Effects of CO2, nutrients and light on coastal plankton: II. Metabolic rates. Aquatic Biology

TitreEffects of CO2, nutrients and light on coastal plankton: II. Metabolic rates. Aquatic Biology
Type de publicationJournal Article
Year of Publication2014
AuteursMercado, JM, Sobrino, C, Neale, PJ, Segovia, M, Reul, A, Amorim, AL, Carrillo, P, Claquin, P, Cabrerizo, MJ, León, P, Lorenzo, MR, Medina, JM, Montecino, V, Napoléon, C, Prasil, 0., Putzeys, S, Salles, S, Yebra, L
JournalAquatic Biology
Volume22
Pagination43-57
Date Published11/20/14
Résumé

We conducted a microcosm experiment aimed at studying the interactive effects
of high CO2, nutrient loading and irradiance on the metabolism of a planktonic community
sampled in the Western Mediterranean near the coast of Málaga. Changes in the metabolism
of phytoplankton and bacterioplankton were observed for 7 d under 8 treatment conditions,
representing the full factorial combinations of 2 levels each of CO2, nutrient concentration
and solar radiation exposure. The initial plankton sample was collected at the surface from
a stratified water column, indicating that phytoplankton were naturally acclimated to high
irradiance and low nutrient concentrations. Nutrient addition combined with high irradiance
resulted in a significant increase in primary production. Nitrate uptake by phytoplankton was
also stimulated under high nutrient conditions. High nutrients, high irradiance and the combination
of low CO2 and high irradiance positively affected bacterial production. Light was the
main factor affecting the respiration rates of the community, which were higher at the high
light level. After 7 d of incubation, nutrient loading was the only factor that significantly
affected the amount of particulate organic carbon (POC) accumulated in the microcosms.

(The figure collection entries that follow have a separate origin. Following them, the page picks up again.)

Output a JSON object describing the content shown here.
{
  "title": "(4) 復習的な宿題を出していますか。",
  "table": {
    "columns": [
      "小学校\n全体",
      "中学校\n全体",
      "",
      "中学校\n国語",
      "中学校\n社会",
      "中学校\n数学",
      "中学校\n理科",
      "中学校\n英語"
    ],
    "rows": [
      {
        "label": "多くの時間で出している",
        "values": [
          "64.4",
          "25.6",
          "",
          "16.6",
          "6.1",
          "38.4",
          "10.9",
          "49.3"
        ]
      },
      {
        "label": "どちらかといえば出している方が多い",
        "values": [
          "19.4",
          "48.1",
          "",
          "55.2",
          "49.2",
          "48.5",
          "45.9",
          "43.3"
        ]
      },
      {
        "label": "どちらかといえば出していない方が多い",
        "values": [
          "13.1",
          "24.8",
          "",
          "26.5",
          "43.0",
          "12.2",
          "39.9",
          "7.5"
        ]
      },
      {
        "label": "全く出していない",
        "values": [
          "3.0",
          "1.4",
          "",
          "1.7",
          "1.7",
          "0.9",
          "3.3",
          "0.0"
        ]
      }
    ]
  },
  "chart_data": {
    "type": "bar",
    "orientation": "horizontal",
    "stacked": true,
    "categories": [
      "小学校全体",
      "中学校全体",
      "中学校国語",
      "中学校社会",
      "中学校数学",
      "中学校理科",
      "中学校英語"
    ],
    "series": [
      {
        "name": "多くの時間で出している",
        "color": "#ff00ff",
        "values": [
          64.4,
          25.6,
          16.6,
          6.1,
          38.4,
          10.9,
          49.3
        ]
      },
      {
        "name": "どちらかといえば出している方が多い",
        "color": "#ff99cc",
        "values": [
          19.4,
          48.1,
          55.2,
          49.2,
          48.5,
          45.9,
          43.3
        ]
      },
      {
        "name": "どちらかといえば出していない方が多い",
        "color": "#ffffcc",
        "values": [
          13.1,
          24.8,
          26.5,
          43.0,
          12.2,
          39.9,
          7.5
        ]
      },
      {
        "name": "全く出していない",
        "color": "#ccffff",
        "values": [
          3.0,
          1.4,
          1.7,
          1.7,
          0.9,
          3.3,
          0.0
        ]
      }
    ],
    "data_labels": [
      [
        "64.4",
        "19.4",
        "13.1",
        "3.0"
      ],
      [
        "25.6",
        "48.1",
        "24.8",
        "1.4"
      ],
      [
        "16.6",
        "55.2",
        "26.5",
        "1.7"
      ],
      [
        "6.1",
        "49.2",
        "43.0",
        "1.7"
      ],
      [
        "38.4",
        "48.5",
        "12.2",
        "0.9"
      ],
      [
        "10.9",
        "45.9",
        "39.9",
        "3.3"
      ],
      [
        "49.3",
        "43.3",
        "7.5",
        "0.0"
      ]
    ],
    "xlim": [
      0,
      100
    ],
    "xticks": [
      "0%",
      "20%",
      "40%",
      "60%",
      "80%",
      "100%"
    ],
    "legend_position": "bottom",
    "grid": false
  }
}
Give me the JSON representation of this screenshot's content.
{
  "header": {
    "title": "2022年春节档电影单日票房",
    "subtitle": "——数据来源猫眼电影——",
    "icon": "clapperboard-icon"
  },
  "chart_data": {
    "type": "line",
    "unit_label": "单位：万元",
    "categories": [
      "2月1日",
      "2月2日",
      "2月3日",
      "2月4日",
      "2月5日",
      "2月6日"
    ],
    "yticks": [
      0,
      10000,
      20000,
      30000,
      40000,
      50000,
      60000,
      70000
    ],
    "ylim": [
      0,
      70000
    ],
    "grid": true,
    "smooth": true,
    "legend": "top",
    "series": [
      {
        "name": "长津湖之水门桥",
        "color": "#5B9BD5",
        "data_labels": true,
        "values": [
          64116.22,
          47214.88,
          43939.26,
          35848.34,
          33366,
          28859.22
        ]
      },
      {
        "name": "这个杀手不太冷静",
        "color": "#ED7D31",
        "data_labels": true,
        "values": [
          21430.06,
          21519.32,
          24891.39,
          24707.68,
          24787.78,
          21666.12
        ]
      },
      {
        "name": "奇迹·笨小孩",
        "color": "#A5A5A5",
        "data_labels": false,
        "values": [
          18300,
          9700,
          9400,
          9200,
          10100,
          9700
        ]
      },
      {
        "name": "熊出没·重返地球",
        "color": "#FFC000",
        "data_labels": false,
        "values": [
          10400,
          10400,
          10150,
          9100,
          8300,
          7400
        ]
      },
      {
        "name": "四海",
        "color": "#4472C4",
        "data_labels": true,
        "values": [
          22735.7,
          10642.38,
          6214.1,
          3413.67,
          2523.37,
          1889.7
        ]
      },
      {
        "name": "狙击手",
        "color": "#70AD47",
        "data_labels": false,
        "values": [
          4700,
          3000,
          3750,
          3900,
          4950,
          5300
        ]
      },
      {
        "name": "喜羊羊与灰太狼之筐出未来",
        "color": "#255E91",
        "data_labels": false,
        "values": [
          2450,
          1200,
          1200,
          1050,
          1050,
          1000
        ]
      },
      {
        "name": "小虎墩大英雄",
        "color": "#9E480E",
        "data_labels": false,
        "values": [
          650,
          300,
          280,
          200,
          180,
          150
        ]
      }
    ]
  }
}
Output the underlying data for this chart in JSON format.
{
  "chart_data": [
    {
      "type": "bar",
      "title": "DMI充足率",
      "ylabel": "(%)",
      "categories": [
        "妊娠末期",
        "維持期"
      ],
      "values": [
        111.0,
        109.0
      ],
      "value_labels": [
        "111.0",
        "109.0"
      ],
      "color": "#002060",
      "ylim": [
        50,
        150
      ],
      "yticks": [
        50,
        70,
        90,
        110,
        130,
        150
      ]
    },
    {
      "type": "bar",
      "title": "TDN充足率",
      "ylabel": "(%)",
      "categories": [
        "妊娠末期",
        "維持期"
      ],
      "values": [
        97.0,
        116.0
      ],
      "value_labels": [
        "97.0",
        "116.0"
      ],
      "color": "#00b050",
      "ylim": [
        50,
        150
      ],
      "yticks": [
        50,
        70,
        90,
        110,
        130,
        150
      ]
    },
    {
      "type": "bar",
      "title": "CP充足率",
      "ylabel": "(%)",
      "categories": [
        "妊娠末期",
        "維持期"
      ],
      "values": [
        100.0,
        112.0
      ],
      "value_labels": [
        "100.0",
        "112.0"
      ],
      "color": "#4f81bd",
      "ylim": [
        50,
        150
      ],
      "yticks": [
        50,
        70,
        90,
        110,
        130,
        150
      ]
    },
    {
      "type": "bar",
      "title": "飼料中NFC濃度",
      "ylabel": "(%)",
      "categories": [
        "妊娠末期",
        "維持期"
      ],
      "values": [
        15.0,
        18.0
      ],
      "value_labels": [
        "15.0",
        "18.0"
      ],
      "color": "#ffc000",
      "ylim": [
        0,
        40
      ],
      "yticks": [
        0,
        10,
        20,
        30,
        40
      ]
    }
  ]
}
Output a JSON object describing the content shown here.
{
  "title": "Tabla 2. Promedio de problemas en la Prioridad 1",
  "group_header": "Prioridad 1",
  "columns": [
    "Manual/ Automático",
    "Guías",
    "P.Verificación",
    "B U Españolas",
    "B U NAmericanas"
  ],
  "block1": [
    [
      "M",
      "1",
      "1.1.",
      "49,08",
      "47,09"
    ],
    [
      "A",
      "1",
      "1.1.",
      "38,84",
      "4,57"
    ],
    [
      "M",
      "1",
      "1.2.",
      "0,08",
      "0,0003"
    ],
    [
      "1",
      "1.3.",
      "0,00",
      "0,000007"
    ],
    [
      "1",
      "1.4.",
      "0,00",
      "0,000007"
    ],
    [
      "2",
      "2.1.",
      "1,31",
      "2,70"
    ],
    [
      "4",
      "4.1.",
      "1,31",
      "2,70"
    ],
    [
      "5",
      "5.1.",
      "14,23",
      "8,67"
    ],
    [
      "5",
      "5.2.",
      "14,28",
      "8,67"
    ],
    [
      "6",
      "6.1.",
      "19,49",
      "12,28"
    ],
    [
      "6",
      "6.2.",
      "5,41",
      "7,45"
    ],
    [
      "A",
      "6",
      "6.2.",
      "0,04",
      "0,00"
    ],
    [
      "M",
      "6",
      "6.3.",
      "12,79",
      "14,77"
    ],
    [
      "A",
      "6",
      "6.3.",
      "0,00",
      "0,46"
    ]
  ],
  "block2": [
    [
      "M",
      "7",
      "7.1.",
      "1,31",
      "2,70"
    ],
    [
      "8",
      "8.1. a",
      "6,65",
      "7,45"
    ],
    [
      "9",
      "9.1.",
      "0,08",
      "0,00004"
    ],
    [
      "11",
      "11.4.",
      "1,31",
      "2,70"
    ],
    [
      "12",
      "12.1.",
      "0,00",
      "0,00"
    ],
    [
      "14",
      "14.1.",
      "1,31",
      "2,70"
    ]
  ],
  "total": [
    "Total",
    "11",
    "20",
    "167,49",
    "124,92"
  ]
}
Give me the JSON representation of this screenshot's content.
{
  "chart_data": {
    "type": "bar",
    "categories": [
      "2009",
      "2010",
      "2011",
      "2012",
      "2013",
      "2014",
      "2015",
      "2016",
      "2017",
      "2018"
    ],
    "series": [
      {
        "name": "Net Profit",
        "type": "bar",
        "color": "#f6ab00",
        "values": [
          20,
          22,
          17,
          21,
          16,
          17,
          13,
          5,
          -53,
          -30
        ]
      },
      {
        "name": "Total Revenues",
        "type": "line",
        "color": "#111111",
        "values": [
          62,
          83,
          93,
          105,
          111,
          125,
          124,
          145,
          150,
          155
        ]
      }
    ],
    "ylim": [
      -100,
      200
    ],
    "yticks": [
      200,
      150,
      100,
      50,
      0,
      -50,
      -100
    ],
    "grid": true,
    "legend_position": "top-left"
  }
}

Therefore, the changes in metabolic rates produced at high CO2 had no effect on net production
of particulate organic matter. If these results are extrapolated to the natural environment,
it could be hypothesized that high levels of CO2 will have a limited impact on biological
pump activity in the northern Alboran Sea since it is assumed that POC export towards deeper
layers determines the potential for carbon sequestration.